Pakistan: Platform Economy Regulations


As specified on Uber website, the drivers are considered “independent contractors”.9

Therefore, the general labour legislation is not applicable to them. The Uber drivers are regulated by the contract/partnership agreement which is concluded between the parties. The provisions of such contracts must be in line with the guidelines for contracts as specified in the Contracts Act, 1872 and the Code of Civil Procedure, 1908. Similar is the case of Careem (another ride hailing service in Pakistan).

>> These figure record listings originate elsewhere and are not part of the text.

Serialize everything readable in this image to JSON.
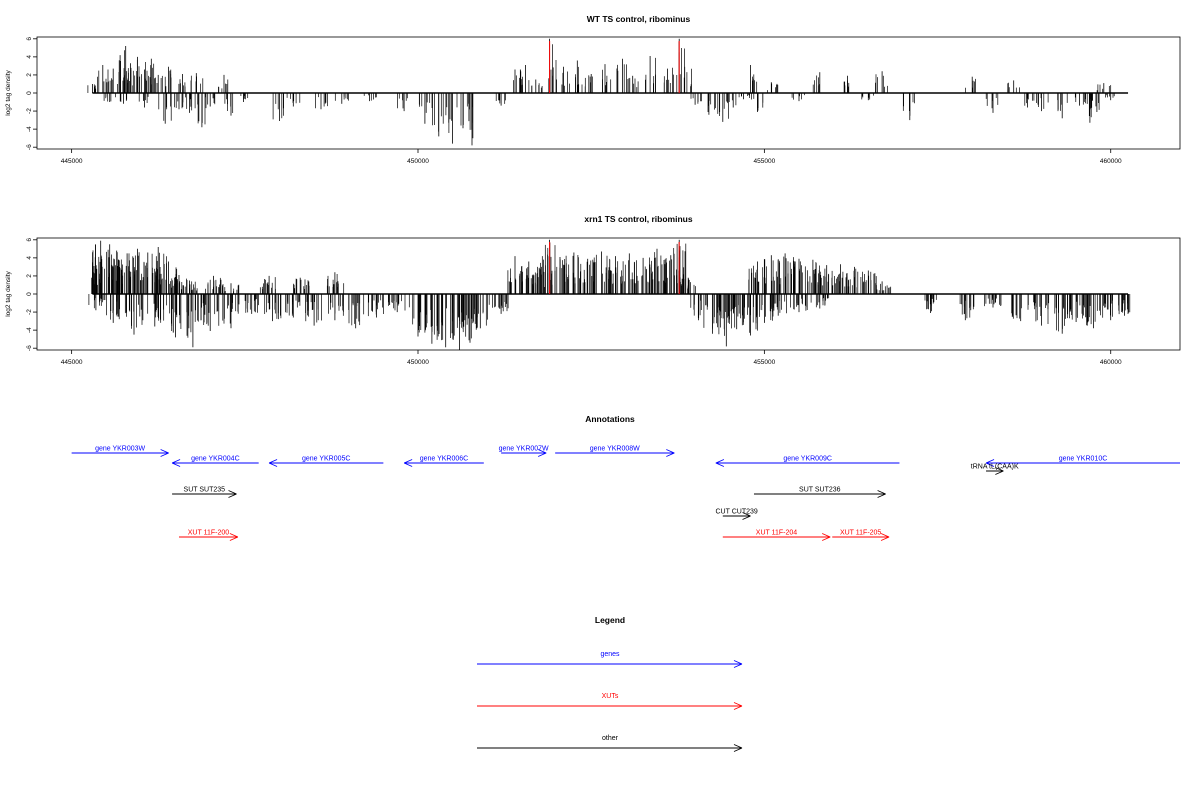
{
  "chart_data": [
    {
      "type": "bar",
      "title": "WT TS control, ribominus",
      "ylabel": "log2 tag density",
      "xlim": [
        444500,
        461000
      ],
      "ylim": [
        -6.2,
        6.2
      ],
      "x_ticks": [
        445000,
        450000,
        455000,
        460000
      ],
      "y_ticks": [
        -6,
        -4,
        -2,
        0,
        2,
        4,
        6
      ],
      "x_tick_labels": [
        "445000",
        "450000",
        "455000",
        "460000"
      ],
      "y_tick_labels": [
        "-6",
        "-4",
        "-2",
        "0",
        "2",
        "4",
        "6"
      ],
      "genomic_range": [
        445300,
        460250
      ],
      "grid": false,
      "red_markers": [
        451900,
        453770
      ],
      "bars": [
        [
          445300,
          1.0
        ],
        [
          445450,
          3.1
        ],
        [
          445600,
          2.7
        ],
        [
          445700,
          4.2
        ],
        [
          445780,
          5.2
        ],
        [
          445850,
          3.3
        ],
        [
          445950,
          4.0
        ],
        [
          446050,
          2.6
        ],
        [
          446150,
          3.8
        ],
        [
          446250,
          2.0
        ],
        [
          446400,
          2.9
        ],
        [
          446600,
          2.1
        ],
        [
          446800,
          2.2
        ],
        [
          447200,
          2.0
        ],
        [
          445550,
          -1.0
        ],
        [
          445750,
          -1.2
        ],
        [
          446050,
          -1.6
        ],
        [
          446350,
          -3.4
        ],
        [
          446550,
          -1.8
        ],
        [
          446700,
          -2.2
        ],
        [
          446880,
          -3.8
        ],
        [
          447000,
          -1.5
        ],
        [
          447300,
          -2.5
        ],
        [
          447480,
          -1.0
        ],
        [
          448000,
          -3.1
        ],
        [
          448200,
          -1.5
        ],
        [
          448600,
          -1.8
        ],
        [
          448900,
          -1.2
        ],
        [
          449300,
          -0.9
        ],
        [
          449800,
          -2.0
        ],
        [
          450100,
          -3.4
        ],
        [
          450300,
          -4.8
        ],
        [
          450500,
          -5.6
        ],
        [
          450650,
          -3.9
        ],
        [
          450780,
          -5.8
        ],
        [
          451200,
          -1.4
        ],
        [
          451400,
          2.6
        ],
        [
          451550,
          3.1
        ],
        [
          451700,
          1.5
        ],
        [
          451900,
          6.0
        ],
        [
          452100,
          2.9
        ],
        [
          452300,
          3.6
        ],
        [
          452500,
          2.1
        ],
        [
          452700,
          3.2
        ],
        [
          452950,
          3.8
        ],
        [
          453100,
          1.9
        ],
        [
          453350,
          4.1
        ],
        [
          453600,
          2.7
        ],
        [
          453770,
          6.0
        ],
        [
          453850,
          2.9
        ],
        [
          454000,
          -1.3
        ],
        [
          454200,
          -2.4
        ],
        [
          454400,
          -3.2
        ],
        [
          454550,
          -1.6
        ],
        [
          454700,
          -0.7
        ],
        [
          454900,
          -2.1
        ],
        [
          454800,
          3.1
        ],
        [
          455100,
          1.2
        ],
        [
          455500,
          -0.9
        ],
        [
          455800,
          2.3
        ],
        [
          456200,
          1.9
        ],
        [
          456500,
          -0.8
        ],
        [
          456700,
          2.4
        ],
        [
          457100,
          -3.0
        ],
        [
          458000,
          1.8
        ],
        [
          458300,
          -2.2
        ],
        [
          458600,
          1.4
        ],
        [
          458800,
          -1.6
        ],
        [
          459000,
          -2.0
        ],
        [
          459300,
          -2.8
        ],
        [
          459550,
          -1.4
        ],
        [
          459700,
          -3.3
        ],
        [
          459800,
          -2.1
        ],
        [
          460000,
          -0.8
        ],
        [
          459900,
          1.1
        ]
      ]
    },
    {
      "type": "bar",
      "title": "xrn1 TS control, ribominus",
      "ylabel": "log2 tag density",
      "xlim": [
        444500,
        461000
      ],
      "ylim": [
        -6.2,
        6.2
      ],
      "x_ticks": [
        445000,
        450000,
        455000,
        460000
      ],
      "y_ticks": [
        -6,
        -4,
        -2,
        0,
        2,
        4,
        6
      ],
      "x_tick_labels": [
        "445000",
        "450000",
        "455000",
        "460000"
      ],
      "y_tick_labels": [
        "-6",
        "-4",
        "-2",
        "0",
        "2",
        "4",
        "6"
      ],
      "genomic_range": [
        445300,
        460250
      ],
      "grid": false,
      "red_markers": [
        451900,
        453770
      ],
      "bars": [
        [
          445300,
          3.5
        ],
        [
          445420,
          5.9
        ],
        [
          445550,
          5.5
        ],
        [
          445650,
          4.8
        ],
        [
          445800,
          4.5
        ],
        [
          445950,
          5.0
        ],
        [
          446100,
          4.6
        ],
        [
          446250,
          5.2
        ],
        [
          446400,
          3.6
        ],
        [
          446550,
          2.1
        ],
        [
          446700,
          1.5
        ],
        [
          447050,
          2.0
        ],
        [
          447300,
          1.2
        ],
        [
          447850,
          2.0
        ],
        [
          448300,
          1.8
        ],
        [
          448800,
          2.4
        ],
        [
          445350,
          -1.8
        ],
        [
          445600,
          -3.2
        ],
        [
          445900,
          -4.5
        ],
        [
          446200,
          -3.6
        ],
        [
          446500,
          -4.8
        ],
        [
          446750,
          -5.9
        ],
        [
          447000,
          -4.1
        ],
        [
          447300,
          -3.8
        ],
        [
          447600,
          -2.2
        ],
        [
          447900,
          -3.0
        ],
        [
          448200,
          -2.6
        ],
        [
          448500,
          -3.5
        ],
        [
          448800,
          -2.9
        ],
        [
          449100,
          -3.8
        ],
        [
          449400,
          -2.6
        ],
        [
          449700,
          -2.0
        ],
        [
          450000,
          -4.7
        ],
        [
          450200,
          -5.5
        ],
        [
          450400,
          -5.9
        ],
        [
          450600,
          -6.2
        ],
        [
          450750,
          -5.4
        ],
        [
          450900,
          -3.8
        ],
        [
          451200,
          -2.2
        ],
        [
          451400,
          4.2
        ],
        [
          451600,
          3.6
        ],
        [
          451750,
          2.9
        ],
        [
          451900,
          6.0
        ],
        [
          452050,
          4.1
        ],
        [
          452250,
          4.6
        ],
        [
          452450,
          3.9
        ],
        [
          452650,
          4.7
        ],
        [
          452850,
          4.2
        ],
        [
          453050,
          4.5
        ],
        [
          453250,
          4.0
        ],
        [
          453450,
          5.0
        ],
        [
          453650,
          4.3
        ],
        [
          453770,
          6.0
        ],
        [
          453900,
          1.8
        ],
        [
          454050,
          -2.9
        ],
        [
          454250,
          -4.4
        ],
        [
          454450,
          -5.8
        ],
        [
          454600,
          -3.9
        ],
        [
          454800,
          -4.6
        ],
        [
          455000,
          -3.2
        ],
        [
          455200,
          -2.4
        ],
        [
          455500,
          -2.0
        ],
        [
          455800,
          -1.6
        ],
        [
          454900,
          3.6
        ],
        [
          455100,
          4.3
        ],
        [
          455300,
          4.5
        ],
        [
          455500,
          3.9
        ],
        [
          455700,
          3.8
        ],
        [
          455900,
          3.2
        ],
        [
          456100,
          3.3
        ],
        [
          456300,
          3.0
        ],
        [
          456500,
          2.6
        ],
        [
          456700,
          1.4
        ],
        [
          457400,
          -2.1
        ],
        [
          457900,
          -2.9
        ],
        [
          458300,
          -1.5
        ],
        [
          458700,
          -3.0
        ],
        [
          459000,
          -3.5
        ],
        [
          459300,
          -4.4
        ],
        [
          459500,
          -3.1
        ],
        [
          459750,
          -3.8
        ],
        [
          460000,
          -2.9
        ],
        [
          460200,
          -2.4
        ]
      ]
    }
  ],
  "annotations": {
    "title": "Annotations",
    "features": [
      {
        "label": "gene YKR003W",
        "start": 445000,
        "end": 446400,
        "strand": "+",
        "track": 0,
        "color": "#0000ff"
      },
      {
        "label": "gene YKR004C",
        "start": 446450,
        "end": 447700,
        "strand": "-",
        "track": 1,
        "color": "#0000ff"
      },
      {
        "label": "gene YKR005C",
        "start": 447850,
        "end": 449500,
        "strand": "-",
        "track": 1,
        "color": "#0000ff"
      },
      {
        "label": "gene YKR006C",
        "start": 449800,
        "end": 450950,
        "strand": "-",
        "track": 1,
        "color": "#0000ff"
      },
      {
        "label": "gene YKR007W",
        "start": 451200,
        "end": 451850,
        "strand": "+",
        "track": 0,
        "color": "#0000ff"
      },
      {
        "label": "gene YKR008W",
        "start": 451980,
        "end": 453700,
        "strand": "+",
        "track": 0,
        "color": "#0000ff"
      },
      {
        "label": "gene YKR009C",
        "start": 454300,
        "end": 456950,
        "strand": "-",
        "track": 1,
        "color": "#0000ff"
      },
      {
        "label": "gene YKR010C",
        "start": 458200,
        "end": 461000,
        "strand": "-",
        "track": 1,
        "color": "#0000ff"
      },
      {
        "label": "tRNA tL(CAA)K",
        "start": 458200,
        "end": 458450,
        "strand": "+",
        "track": 2,
        "color": "#000000"
      },
      {
        "label": "SUT SUT235",
        "start": 446450,
        "end": 447380,
        "strand": "+",
        "track": 3,
        "color": "#000000"
      },
      {
        "label": "SUT SUT236",
        "start": 454850,
        "end": 456750,
        "strand": "+",
        "track": 3,
        "color": "#000000"
      },
      {
        "label": "CUT CUT239",
        "start": 454400,
        "end": 454800,
        "strand": "+",
        "track": 4,
        "color": "#000000"
      },
      {
        "label": "XUT 11F-200",
        "start": 446550,
        "end": 447400,
        "strand": "+",
        "track": 5,
        "color": "#ff0000"
      },
      {
        "label": "XUT 11F-204",
        "start": 454400,
        "end": 455950,
        "strand": "+",
        "track": 5,
        "color": "#ff0000"
      },
      {
        "label": "XUT 11F-205",
        "start": 455980,
        "end": 456800,
        "strand": "+",
        "track": 5,
        "color": "#ff0000"
      }
    ]
  },
  "legend": {
    "title": "Legend",
    "items": [
      {
        "label": "genes",
        "color": "#0000ff"
      },
      {
        "label": "XUTs",
        "color": "#ff0000"
      },
      {
        "label": "other",
        "color": "#000000"
      }
    ]
  }
}
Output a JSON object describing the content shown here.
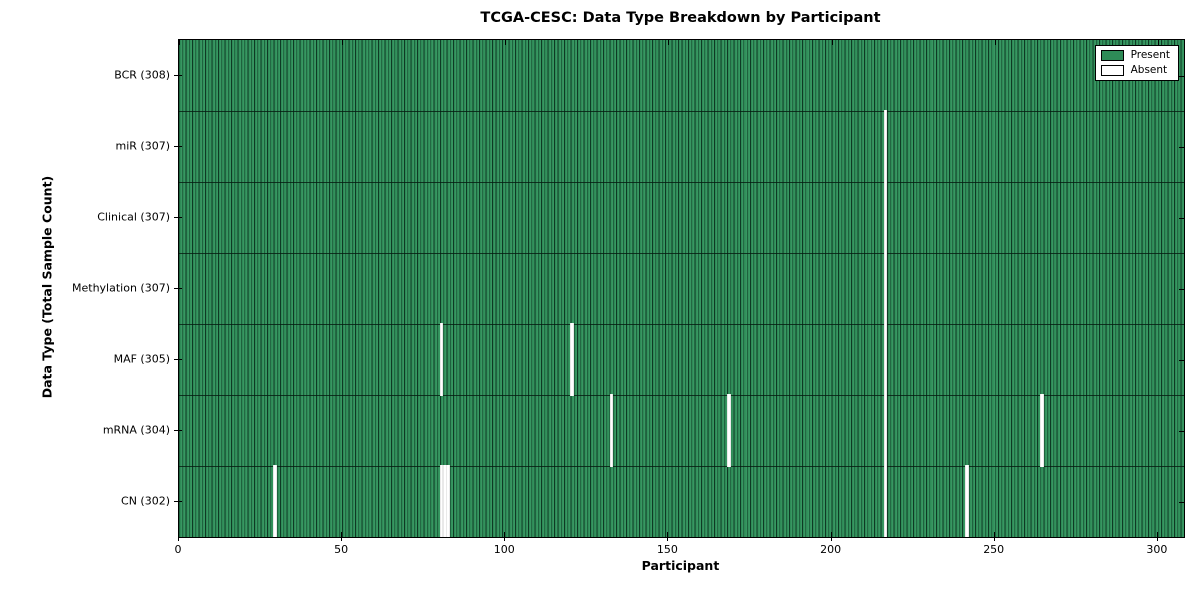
{
  "title": "TCGA-CESC: Data Type Breakdown by Participant",
  "colors": {
    "present": "#2e8b57",
    "present_edge": "#1d5c3a",
    "absent": "#ffffff",
    "axis": "#000000"
  },
  "legend": {
    "present_label": "Present",
    "absent_label": "Absent",
    "position": "upper right"
  },
  "chart_data": {
    "type": "heatmap",
    "title": "TCGA-CESC: Data Type Breakdown by Participant",
    "xlabel": "Participant",
    "ylabel": "Data Type (Total Sample Count)",
    "x_ticks": [
      0,
      50,
      100,
      150,
      200,
      250,
      300
    ],
    "xlim": [
      0,
      308
    ],
    "total_participants": 308,
    "grid": "row-boundaries-only",
    "legend_entries": [
      "Present",
      "Absent"
    ],
    "legend_position": "upper right",
    "rows": [
      {
        "label": "BCR (308)",
        "data_type": "BCR",
        "present_count": 308,
        "absent_participants": []
      },
      {
        "label": "miR (307)",
        "data_type": "miR",
        "present_count": 307,
        "absent_participants": [
          216
        ]
      },
      {
        "label": "Clinical (307)",
        "data_type": "Clinical",
        "present_count": 307,
        "absent_participants": [
          216
        ]
      },
      {
        "label": "Methylation (307)",
        "data_type": "Methylation",
        "present_count": 307,
        "absent_participants": [
          216
        ]
      },
      {
        "label": "MAF (305)",
        "data_type": "MAF",
        "present_count": 305,
        "absent_participants": [
          80,
          120,
          216
        ]
      },
      {
        "label": "mRNA (304)",
        "data_type": "mRNA",
        "present_count": 304,
        "absent_participants": [
          132,
          168,
          216,
          264
        ]
      },
      {
        "label": "CN (302)",
        "data_type": "CN",
        "present_count": 302,
        "absent_participants": [
          29,
          80,
          81,
          82,
          216,
          241
        ]
      }
    ]
  }
}
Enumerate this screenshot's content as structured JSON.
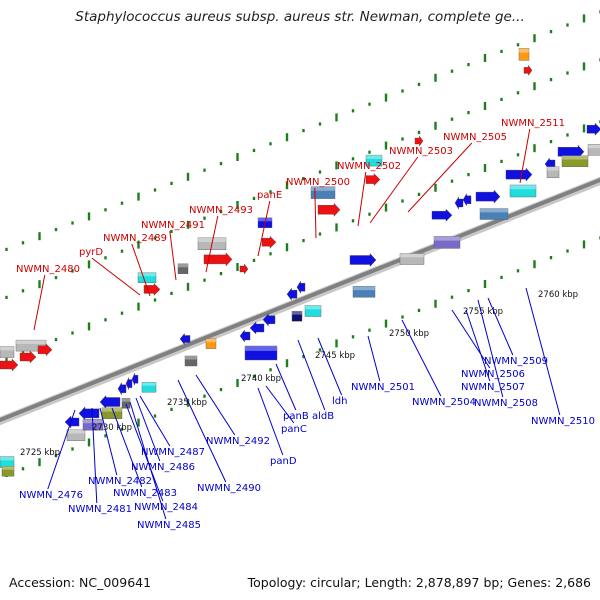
{
  "title": "Staphylococcus aureus subsp. aureus str. Newman, complete ge...",
  "footer": {
    "accession": "Accession: NC_009641",
    "summary": "Topology: circular; Length: 2,878,897 bp; Genes: 2,686"
  },
  "colors": {
    "upper_labels": "#cc0000",
    "lower_labels": "#0000cc",
    "backbone": "#808080",
    "tick_green": "#1e7d1e"
  },
  "scale_ticks": [
    "2725 kbp",
    "2730 kbp",
    "2735 kbp",
    "2740 kbp",
    "2745 kbp",
    "2750 kbp",
    "2755 kbp",
    "2760 kbp"
  ],
  "upper_labels": [
    "NWMN_2480",
    "pyrD",
    "NWMN_2489",
    "NWMN_2491",
    "NWMN_2493",
    "panE",
    "NWMN_2500",
    "NWMN_2502",
    "NWMN_2503",
    "NWMN_2505",
    "NWMN_2511"
  ],
  "lower_labels": [
    "NWMN_2476",
    "NWMN_2481",
    "NWMN_2482",
    "NWMN_2483",
    "NWMN_2484",
    "NWMN_2485",
    "NWMN_2486",
    "NWMN_2487",
    "NWMN_2490",
    "NWMN_2492",
    "panD",
    "panC",
    "panB",
    "aldB",
    "ldh",
    "NWMN_2501",
    "NWMN_2504",
    "NWMN_2506",
    "NWMN_2507",
    "NWMN_2508",
    "NWMN_2509",
    "NWMN_2510"
  ]
}
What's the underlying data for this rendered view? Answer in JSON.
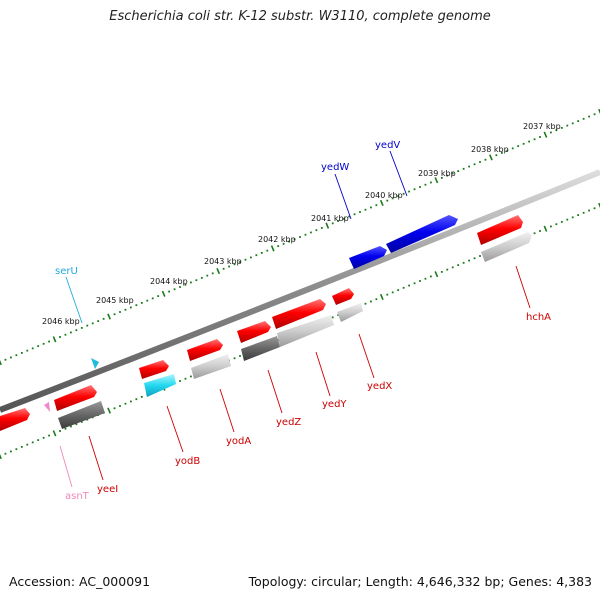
{
  "title": "Escherichia coli str. K-12 substr. W3110, complete genome",
  "footer": {
    "accession": "Accession: AC_000091",
    "summary": "Topology: circular; Length: 4,646,332 bp; Genes: 4,383"
  },
  "colors": {
    "backbone": "#8a8a8a",
    "tick": "#1a7a1a",
    "coding_gene": "#ff0000",
    "rna_gene": "#0000ff",
    "trna_gene": "#33ccee",
    "pink_rna_gene": "#ee88cc",
    "gene_shadow_light": "#c8c8c8",
    "gene_shadow_dark": "#666666",
    "label_red": "#cc0000",
    "label_blue": "#0000cc",
    "label_cyan": "#22aadd",
    "label_pink": "#ee88bb",
    "kbp_label": "#111111"
  },
  "kbp_labels": [
    "2037 kbp",
    "2038 kbp",
    "2039 kbp",
    "2040 kbp",
    "2041 kbp",
    "2042 kbp",
    "2043 kbp",
    "2044 kbp",
    "2045 kbp",
    "2046 kbp"
  ],
  "gene_labels": {
    "hchA": "hchA",
    "yedX": "yedX",
    "yedY": "yedY",
    "yedZ": "yedZ",
    "yodA": "yodA",
    "yodB": "yodB",
    "yeeI": "yeeI",
    "asnT": "asnT",
    "serU": "serU",
    "yedW": "yedW",
    "yedV": "yedV"
  }
}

On the other hand, Foodpanda (a food delivery service) treats food delivery persons as employees (part time or full time employees). Thus, the Foodpanda workers fall under the local labour legislation.10

Gig economy issues in Pakistan

Gig economy issues in Pakistan: long working hours (12-14 hours per day) to be eligible for bonuses and make decent living especially in view of the initial investment on the vehicle; long wait for work; limited work since supply outpaces demand thus leading to long working hours; low fare rates. There are security issues as well; two ride hailing service drivers were killed in 2017-18 during a late night drop-off. There have also been complaints of sexual harassment by the women passengers against the drivers. The drivers with these ride hailing firms have been complaining of low profits and a lack of grievance registration mechanisms.